PH: Every kit needs to be signed off by the football governing body and there are guidelines in place that we adhere to. For Nike, the kit’s technical performance is the priority and then the federation-specific design elements are built-in. For example, we’ve worked to develop unique, culturally relevant fonts for many of our federations. Functionally, we are also looking to improve legibility for the spectators at home and in the stands and application of the names and numbers should not compromise the performance level of the shirt. On top of that we have to meet certain requirements in terms of the stroke widths, colours, legibility and so on. Nearly every element of the kits has all these different dimensions, that’s why it takes time to work on them and get it right.
CR: What are you looking to communicate or convey in a national kit for the World Cup? And how much does Nike’s design ethos influence the look and feel of kits?
PH: The national team kits are a modern expression of national identity for each team. We’re trying to capture what the team represents at this moment in time and connect them to the country and football culture.
Football is about progression. The game gets faster, more athletic, and that’s reflected in how the kits have changed. Nike kits are designed for speed and this comes through in enhanced performance characteristics, but also in how they look. You see lots of speed-inspired elements in Nike kits this summer, which are designed to look fast even when standing still.
CR: How do you think the design of World Cup kits has changed over the past few tournaments?
PH: Football culture is in a special place right now. It’s not just about the jerseys but about fans and followers looking for diverse football expressions of their teams. Fashion and streetwear are critical parts of this cultural shift, never before have the lines between performance and lifestyle been so blurred. That’s why everything outside the 90 minutes has to drive this point of view for athletes and fans. Players always get a full collection for every tournament, so as we broke that down into looks, we wanted to make sure every look defined the moment and was something people would love to wear.

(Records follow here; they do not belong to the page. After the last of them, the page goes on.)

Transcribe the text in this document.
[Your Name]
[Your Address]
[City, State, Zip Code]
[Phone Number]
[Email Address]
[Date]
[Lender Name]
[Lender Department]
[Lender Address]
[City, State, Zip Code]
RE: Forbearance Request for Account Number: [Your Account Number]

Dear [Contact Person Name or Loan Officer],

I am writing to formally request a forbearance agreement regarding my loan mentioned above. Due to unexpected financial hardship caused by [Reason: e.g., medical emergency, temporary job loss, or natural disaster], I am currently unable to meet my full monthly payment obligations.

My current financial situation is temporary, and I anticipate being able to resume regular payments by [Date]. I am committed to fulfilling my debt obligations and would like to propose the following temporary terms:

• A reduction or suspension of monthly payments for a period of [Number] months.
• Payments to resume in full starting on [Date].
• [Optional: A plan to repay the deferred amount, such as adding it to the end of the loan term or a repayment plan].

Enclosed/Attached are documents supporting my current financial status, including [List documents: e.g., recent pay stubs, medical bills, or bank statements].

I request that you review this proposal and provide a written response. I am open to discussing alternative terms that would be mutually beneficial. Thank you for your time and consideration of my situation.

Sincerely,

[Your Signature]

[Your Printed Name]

CR: And how does the design of World Cup kits compare to league kit? Is there a chance to be a little more daring or playful with the design of a World Cup kit compared to say, one for the Premier League?
PH: With clubs and countries, you’ll always have some that lean more towards tradition and some that are in search of something new and different…. What you’re seeing this summer is a huge festival of football and team kits are a big part of this spectacle. It is a great platform for Nike to communicate our passion for the game through design and create kits people will remember for years to come.